- A CBF reuniu representantes de 38 dos 40 clubes das Séries A e B, em RJ, para debater a criação da liga de clubes; Mirassol e Chapecoense não foram.
- A ideia é transformar a liga brasileira em uma das três maiores do mundo, mas a implantação está prevista apenas para 2030, com a CBF em papel de liderança.
- Principais temas apontados: calendário, público e segurança nos estádios, infraestrutura, transmissão, comunicação e redes sociais, marketing, jovens talentos, governança e sustentabilidade financeira.
- Dados mostram disparidade de receitas: Premier League arrecadou cerca de 7,5 bilhões de euros na última temporada, frente a 1,8 bilhão de euros no Brasil; a diferença impacta visibilidade e alcance internacional.

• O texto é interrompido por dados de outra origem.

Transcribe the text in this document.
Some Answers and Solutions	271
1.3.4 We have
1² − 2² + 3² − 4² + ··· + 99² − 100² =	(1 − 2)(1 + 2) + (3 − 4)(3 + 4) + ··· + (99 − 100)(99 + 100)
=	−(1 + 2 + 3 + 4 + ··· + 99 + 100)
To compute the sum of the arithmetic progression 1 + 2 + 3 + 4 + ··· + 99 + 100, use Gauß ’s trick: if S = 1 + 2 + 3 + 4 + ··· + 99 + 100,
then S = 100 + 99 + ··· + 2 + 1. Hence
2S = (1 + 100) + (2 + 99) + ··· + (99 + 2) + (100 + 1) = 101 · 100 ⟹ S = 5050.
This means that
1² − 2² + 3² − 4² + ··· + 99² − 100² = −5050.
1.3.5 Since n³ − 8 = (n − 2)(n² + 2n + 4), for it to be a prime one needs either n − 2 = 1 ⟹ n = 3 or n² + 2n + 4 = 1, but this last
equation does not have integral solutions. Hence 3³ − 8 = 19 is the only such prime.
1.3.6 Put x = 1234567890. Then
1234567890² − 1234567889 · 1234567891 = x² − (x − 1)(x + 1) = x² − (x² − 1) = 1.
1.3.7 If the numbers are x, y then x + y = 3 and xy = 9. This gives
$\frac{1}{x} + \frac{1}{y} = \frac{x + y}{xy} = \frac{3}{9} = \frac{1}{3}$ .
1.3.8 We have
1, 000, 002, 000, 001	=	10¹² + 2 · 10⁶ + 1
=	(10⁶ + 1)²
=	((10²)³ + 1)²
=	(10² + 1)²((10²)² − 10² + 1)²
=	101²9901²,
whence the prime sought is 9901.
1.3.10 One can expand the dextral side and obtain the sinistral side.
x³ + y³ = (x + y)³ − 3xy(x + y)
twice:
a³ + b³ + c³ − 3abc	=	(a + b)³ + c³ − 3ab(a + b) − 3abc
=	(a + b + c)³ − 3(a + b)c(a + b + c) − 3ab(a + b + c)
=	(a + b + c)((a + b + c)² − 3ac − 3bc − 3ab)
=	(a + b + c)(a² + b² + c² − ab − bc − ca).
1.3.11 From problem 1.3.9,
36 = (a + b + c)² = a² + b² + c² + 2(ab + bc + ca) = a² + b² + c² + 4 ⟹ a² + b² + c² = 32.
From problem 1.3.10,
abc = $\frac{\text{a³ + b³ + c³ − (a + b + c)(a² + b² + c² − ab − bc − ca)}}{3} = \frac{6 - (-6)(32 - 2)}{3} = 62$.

- A CBF propõe três fases de trabalho: 1) ainda neste ano, redesenho do “produto” e governança; 2) 2027, comercialização e direitos de transmissão a partir de 2030; 3) fases administrativas e de governança, com possível transição antes da estreia da liga.
A CBF reuniu nesta segunda-feira, no Rio de Janeiro, representantes de 38 dos 40 clubes das Séries A e B para apresentar o que chamou de um diagnóstico do futebol brasileiro. Mirassol e Chapecoense não participaram. A ideia é ouvir clubes e propor medidas para criar uma liga de ponta, entre as três maiores do mundo, com início efetivo apenas em 2030.
A entidade destacou que o Brasileirão precisa evoluir em calendário, público, segurança, infraestrutura das arenas, transmissão, comunicação e governança. A aposta é tornar a liga mais atrativa globalmente, mirando receitas maiores para os clubes.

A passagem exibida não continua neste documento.